A proposal by the biggest owner of Eskom's debt to convert its R90bn holding into equity has become a rescue option as South Africa seeks to restructure the troubled power utility.
In return, the Public Investment Corporation, which manages about R2.2trn and is responsible for the pensions of more than a million state workers, wants a say over Eskom’s messy finances, including board representation, said five people with direct knowledge of the talks.
They asked not to be identified because the discussions over the past two years haven’t been made public.
Daniel Matjila, former head of the PIC, evoked a debt-to-equity swap in testimony Thursday before the judicial commission of inquiry into the PIC. The asset manager holds 20% of all of Eskom’s outstanding bonds.
“When you do that, you even give the balance sheet of Eskom a bigger room to maneuver,” he said. “But then it requires even more involvement in the governance structures.”
While the proposals have been discussed over the last 18 months to two years, they have risen in importance since President Cyril Ramaphosa said in February that Eskom would be split into generation, transmission and distribution entities, two of the people said. Matjila said he spoke to Eskom’s management about the option in early 2018.
With more than R440bn in debt, about 70% of it guaranteed by the government, Eskom is Ramaphosa’s biggest problem. The monopoly utility can’t sell enough power to cover its costs, needs to cut 66% of its work force and hasn’t properly maintained its aging coal plants. Labour unions, key allies of the president, oppose the restructuring plans and the job cuts that management says are necessary.
If the proposal is implemented, the PIC would likely get shares in the transmission unit, which is seen as a stable part of the business, another person with knowledge of the talks said. Giving the PIC equity in the healthiest unit might not sit well with other bondholders.
Transmission “will be the most well run and profitable entity,” said Peter Attard Montalto, head of capital markets research for Intellidex, a business-research firm. “Preferable treatment over other bondholders would create huge legal headaches for government.”
Work on the proposal within the PIC has slowed because of the ongoing commission of inquiry into governance at the fund manager, ordered by Ramaphosa, one of the people said. Its implementation would also be opposed by some of the unions whose members pensions it manages.
The PIC, which gets almost 90% of its money from the Government Employees Pension Fund (GEPF), has drawn criticism from the Public Servants Association, the biggest union representing government workers, for the amount of Eskom bonds it holds. The PSA has said the PIC should stop buying the company’s debt and should begin selling down its holdings.
The union argues that pensioners’ money should not be used to prop up struggling state companies that have been beset by corruption scandals, including Eskom.
“We believe Eskom is nuclear waste,” said Tahir Maepa, the PSA’s deputy general manager for members’ affairs. “The state should take over their mess.”
In February last year the PIC lent Eskom R5bn for a month to help it out of a liquidity crisis.

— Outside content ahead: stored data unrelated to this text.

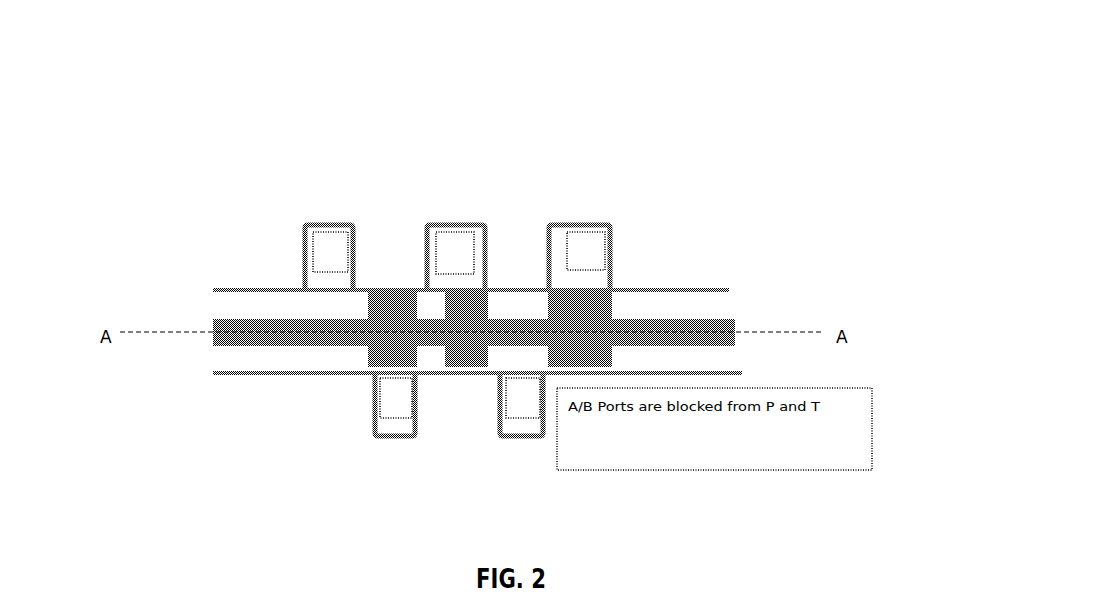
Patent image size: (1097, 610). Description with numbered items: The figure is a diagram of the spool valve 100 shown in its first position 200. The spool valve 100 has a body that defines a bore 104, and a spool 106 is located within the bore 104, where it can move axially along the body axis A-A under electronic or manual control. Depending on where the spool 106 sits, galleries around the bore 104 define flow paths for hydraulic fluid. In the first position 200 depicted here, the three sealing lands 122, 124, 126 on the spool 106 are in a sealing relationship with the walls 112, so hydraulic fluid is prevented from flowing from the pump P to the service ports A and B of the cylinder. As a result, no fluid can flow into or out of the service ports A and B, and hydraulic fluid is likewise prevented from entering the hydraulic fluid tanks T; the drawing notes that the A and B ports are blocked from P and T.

The spool valve 100 is at (122, 104).
The bore 104 is at (675, 305).
The spool 106 is at (720, 325).
The walls 112 is at (238, 288).
The sealing land 122 is at (382, 304).
The sealing land 124 is at (473, 303).
The sealing land 126 is at (593, 307).
The first position 200 is at (216, 342).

Matjila said the swap discussions with Eskom were around the that time. Also at the time, the PSA demanded proof that the loan was not a violation of the PIC’s mandate.
The GEPF, which says it holds R87.6bn of Eskom bonds through the PIC, said it hasn’t been approached about the conversion of Eskom bonds into equity. The PIC also holds some Eskom bonds on behalf of its other clients. The National Treasury, which oversees the PIC, referred questions to the fund manager.

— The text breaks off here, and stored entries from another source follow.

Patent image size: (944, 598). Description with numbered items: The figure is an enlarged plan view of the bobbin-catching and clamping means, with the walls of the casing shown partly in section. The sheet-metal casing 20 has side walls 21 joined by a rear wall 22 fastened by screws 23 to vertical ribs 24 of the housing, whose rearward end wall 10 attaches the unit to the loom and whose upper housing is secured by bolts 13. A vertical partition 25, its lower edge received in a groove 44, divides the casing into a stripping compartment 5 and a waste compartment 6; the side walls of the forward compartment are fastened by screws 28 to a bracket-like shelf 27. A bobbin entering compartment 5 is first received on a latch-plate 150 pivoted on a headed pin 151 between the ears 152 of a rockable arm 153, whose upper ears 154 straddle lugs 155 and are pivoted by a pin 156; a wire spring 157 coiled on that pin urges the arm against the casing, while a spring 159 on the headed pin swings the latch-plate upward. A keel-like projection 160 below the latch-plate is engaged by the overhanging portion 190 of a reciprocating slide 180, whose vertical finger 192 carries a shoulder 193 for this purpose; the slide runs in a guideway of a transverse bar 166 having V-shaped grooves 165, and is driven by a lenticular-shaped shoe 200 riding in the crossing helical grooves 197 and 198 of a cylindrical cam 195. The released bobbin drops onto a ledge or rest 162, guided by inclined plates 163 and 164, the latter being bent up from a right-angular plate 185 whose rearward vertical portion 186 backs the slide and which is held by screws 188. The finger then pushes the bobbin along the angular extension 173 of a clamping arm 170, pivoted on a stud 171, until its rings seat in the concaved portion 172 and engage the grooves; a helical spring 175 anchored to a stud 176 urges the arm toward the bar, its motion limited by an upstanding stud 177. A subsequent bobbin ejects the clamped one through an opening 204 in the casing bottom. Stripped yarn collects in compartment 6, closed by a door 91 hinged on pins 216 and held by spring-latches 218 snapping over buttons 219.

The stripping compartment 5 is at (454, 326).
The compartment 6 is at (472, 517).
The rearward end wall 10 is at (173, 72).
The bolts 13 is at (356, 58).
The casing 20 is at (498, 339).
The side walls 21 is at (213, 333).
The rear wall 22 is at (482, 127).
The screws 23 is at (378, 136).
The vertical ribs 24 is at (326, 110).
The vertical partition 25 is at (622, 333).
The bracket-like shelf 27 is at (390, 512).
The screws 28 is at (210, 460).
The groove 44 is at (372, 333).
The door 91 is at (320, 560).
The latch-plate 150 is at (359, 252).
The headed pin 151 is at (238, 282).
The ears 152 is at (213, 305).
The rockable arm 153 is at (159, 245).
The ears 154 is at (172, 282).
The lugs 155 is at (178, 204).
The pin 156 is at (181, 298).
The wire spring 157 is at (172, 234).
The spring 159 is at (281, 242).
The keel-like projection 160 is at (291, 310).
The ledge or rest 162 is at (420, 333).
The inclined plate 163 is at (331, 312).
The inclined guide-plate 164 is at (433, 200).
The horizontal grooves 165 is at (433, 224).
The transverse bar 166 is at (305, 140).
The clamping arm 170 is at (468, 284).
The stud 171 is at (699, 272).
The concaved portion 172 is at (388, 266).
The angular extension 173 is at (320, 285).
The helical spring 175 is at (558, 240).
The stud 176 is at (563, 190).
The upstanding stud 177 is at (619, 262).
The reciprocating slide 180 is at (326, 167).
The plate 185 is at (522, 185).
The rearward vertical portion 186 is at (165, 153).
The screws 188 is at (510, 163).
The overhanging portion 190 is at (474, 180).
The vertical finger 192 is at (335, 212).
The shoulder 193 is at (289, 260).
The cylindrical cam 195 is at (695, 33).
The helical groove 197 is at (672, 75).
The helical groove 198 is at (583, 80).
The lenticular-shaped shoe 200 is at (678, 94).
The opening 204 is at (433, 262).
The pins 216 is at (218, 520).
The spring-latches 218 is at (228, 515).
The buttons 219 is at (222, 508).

The media teams of Eskom and the PIC acknowledged receipt of a request for comment and said a response was being worked on. Repeated requests for comment didn’t draw a response.
While the PIC has accumulated Eskom bonds, including through a R20bn private placement, many other fund managers, such as Granate Asset Management, have sold their holdings as the utilities’ finances deteriorated.
One senior banker said the debt-to-equity plan could be legally challenged by other debt holders and questioned whether the PIC would have the requisite expertise to sit on Eskom’s board. The PIC has said in various iterations of the proposals that in addition to board representation it could seek seats on key committees such as procurement, a voice in possible asset sales and an eventual exit strategy, possibly including a listing.
Still, a money manager who holds the debt of a number of South African state-owned companies, including Eskom, said while all bond holders should be offered the same terms, a swap would improve the health of Eskom and could therefore be seen as positive. Both asked not to be identified because the matter is sensitive.
In August last year, Jabu Mabuza, Eskom’s chairman, told parliament the utility dropped plans to ask the PIC to convert some of its debt into equity because it might trigger covenants with some other lenders.